Bibliothèque municipale de Lyon, 345395 ; exemplaire consultable en ligne dans numelyo
Crescenzi consacre une longue section à l’élevage dont la moitié est réservée au cheval. Cet animal n’avait qu’une fonction agricole marginale dans l’Italie du XIIIe siècle : les représentations sculptées de scènes de dépiquage que l’on peut admirer au Baptistère de Parme ou à la cathédrale de Ferrare demeurent exceptionnelles. Si le cheval intéresse l’agronome bolonais c’est « parce qu’il est le plus noble des animaux, nécessaire tant aux rois et aux princes en temps de guerre et de paix qu’aux prélats ecclésiastiques ». Monture des nobles gens, il ennoblit la description de la vie rustique. Comme les connaissances de l’auteur en matière d’élevage et de médecine du cheval sont à l’évidence limitées, il se contente de copier de larges extraits d’un remarquable ouvrage rédigé en Italie méridionale dans l’entourage de l’empereur Frédéric II peu après la mort de celui-ci : l’Hippiatria de Giordano Ruffo.

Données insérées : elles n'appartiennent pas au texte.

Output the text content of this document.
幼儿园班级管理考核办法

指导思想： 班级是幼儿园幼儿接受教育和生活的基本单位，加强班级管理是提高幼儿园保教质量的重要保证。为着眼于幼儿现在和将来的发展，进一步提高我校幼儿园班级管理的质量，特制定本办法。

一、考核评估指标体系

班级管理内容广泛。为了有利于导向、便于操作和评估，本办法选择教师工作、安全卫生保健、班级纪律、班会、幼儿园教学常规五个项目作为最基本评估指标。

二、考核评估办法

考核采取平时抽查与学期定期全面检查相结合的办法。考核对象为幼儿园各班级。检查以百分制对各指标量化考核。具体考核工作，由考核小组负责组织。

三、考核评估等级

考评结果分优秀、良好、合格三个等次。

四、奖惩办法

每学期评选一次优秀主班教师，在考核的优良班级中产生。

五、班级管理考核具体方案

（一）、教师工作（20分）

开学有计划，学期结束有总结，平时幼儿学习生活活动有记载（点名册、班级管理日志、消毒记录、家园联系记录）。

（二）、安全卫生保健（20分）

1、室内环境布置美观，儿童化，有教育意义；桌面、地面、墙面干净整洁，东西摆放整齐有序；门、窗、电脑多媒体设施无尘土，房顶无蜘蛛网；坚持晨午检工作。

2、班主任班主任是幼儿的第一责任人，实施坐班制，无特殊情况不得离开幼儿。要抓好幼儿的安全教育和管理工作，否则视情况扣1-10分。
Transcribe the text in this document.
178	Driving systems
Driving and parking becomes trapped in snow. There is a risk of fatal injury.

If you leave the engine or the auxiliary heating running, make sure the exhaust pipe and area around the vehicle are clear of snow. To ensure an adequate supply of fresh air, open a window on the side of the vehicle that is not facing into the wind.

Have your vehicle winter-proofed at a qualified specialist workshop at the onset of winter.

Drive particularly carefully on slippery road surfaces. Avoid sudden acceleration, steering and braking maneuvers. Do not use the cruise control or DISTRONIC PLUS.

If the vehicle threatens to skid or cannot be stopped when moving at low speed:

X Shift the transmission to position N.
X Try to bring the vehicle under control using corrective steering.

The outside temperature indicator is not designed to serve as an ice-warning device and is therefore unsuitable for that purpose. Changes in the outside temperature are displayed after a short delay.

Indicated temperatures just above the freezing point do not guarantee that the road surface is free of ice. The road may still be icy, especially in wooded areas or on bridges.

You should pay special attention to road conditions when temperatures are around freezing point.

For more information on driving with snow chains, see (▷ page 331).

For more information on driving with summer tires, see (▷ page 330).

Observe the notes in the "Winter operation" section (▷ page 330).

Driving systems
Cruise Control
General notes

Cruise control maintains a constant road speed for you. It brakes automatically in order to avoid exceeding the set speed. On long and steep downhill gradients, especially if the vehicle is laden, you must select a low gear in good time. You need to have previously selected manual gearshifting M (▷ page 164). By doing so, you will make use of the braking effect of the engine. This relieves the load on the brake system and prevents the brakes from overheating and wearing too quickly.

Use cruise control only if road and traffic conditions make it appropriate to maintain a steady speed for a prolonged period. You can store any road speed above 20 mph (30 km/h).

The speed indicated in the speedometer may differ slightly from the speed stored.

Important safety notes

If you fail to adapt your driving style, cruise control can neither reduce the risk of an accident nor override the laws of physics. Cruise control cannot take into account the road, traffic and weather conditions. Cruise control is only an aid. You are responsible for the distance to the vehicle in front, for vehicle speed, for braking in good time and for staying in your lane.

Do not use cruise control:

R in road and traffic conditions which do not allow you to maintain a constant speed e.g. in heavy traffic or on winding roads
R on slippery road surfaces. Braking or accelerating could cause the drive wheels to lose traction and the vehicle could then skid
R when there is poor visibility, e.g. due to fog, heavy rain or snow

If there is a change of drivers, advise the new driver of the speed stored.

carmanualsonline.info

La Bibliothèque municipale de Lyon en possède la traduction italienne réalisée par le franciscain vénitien Gabriele Bruno en 1492, dans sa réimpression de 1554.
7. Littérature agronomique européenne
Fig. 7a. Pietro de’ Crescenzi, Ruralia commoda, Augsburg, 1471, dernier folio (colophon).
Bibliothèque municipale de Lyon, Rés Inc 1064 ; exemplaire consultable en ligne dans Google Books
Fig. 7b. Crescenzi, De agricultura vulgare, 1519, page de titre.
Bibliothèque municipale de Lyon, Rés 393648 ; exemplaire consultable en ligne dans Google Books
Fig. 7c. La maniere de empter et planter en jardins… doctrine de Pierre de Cressance, Lyon, 1533, f. ii (incipit).
Bibliothèque municipale de Lyon, Rés B 493643 ; exemplaire consultable en ligne dans Google Books
Le texte du Liber ruralium commodorum est transmis par près de cent trente manuscrits latins conservés aujourd’hui dans les principales bibliothèques européennes. Traduit en toscan au XIVe siècle, il fut reçu en France où le roi Charles V en commanda une traduction en 1373, à une période où il se préoccupait de doter sa librairie d’un ensemble de textes scientifiques et techniques en langue française. La diffusion en Europe centrale fut tout à fait remarquable, avec deux traductions en allemand, deux en polonais et une en vieux-tchèque réalisées aux XVe et XVIe siècles. La première édition latine est l’œuvre de Johann Schüssler à Augsbourg dès 1471 (fig. 7a) — la Bibliothèque municipale de Lyon en possède un très bel exemplaire. D’autres impressions suivirent, tant en Allemagne, en France qu’en Italie, où la première édition imprimée du texte toscan fut réalisée à Florence en 1478 par Niccolo di Lorenzo. Des extraits du copieux traité de Crescenzi circulèrent en diverses langues, comme en témoigne un petit livre imprimé à Lyon en 1533 (fig. 7c.) qui enseigne « comment l’on doit subtillement empter (greffer) ». Nombre d’agronomes européens du XVIe siècle connaissaient le traité de Crescenzi, par exemple les italiens Corniolo Della Cornia et Agostino Gallo, l’espagnol Gabriel Alonso de Herrera ou l’allemand Konrad Heresbach.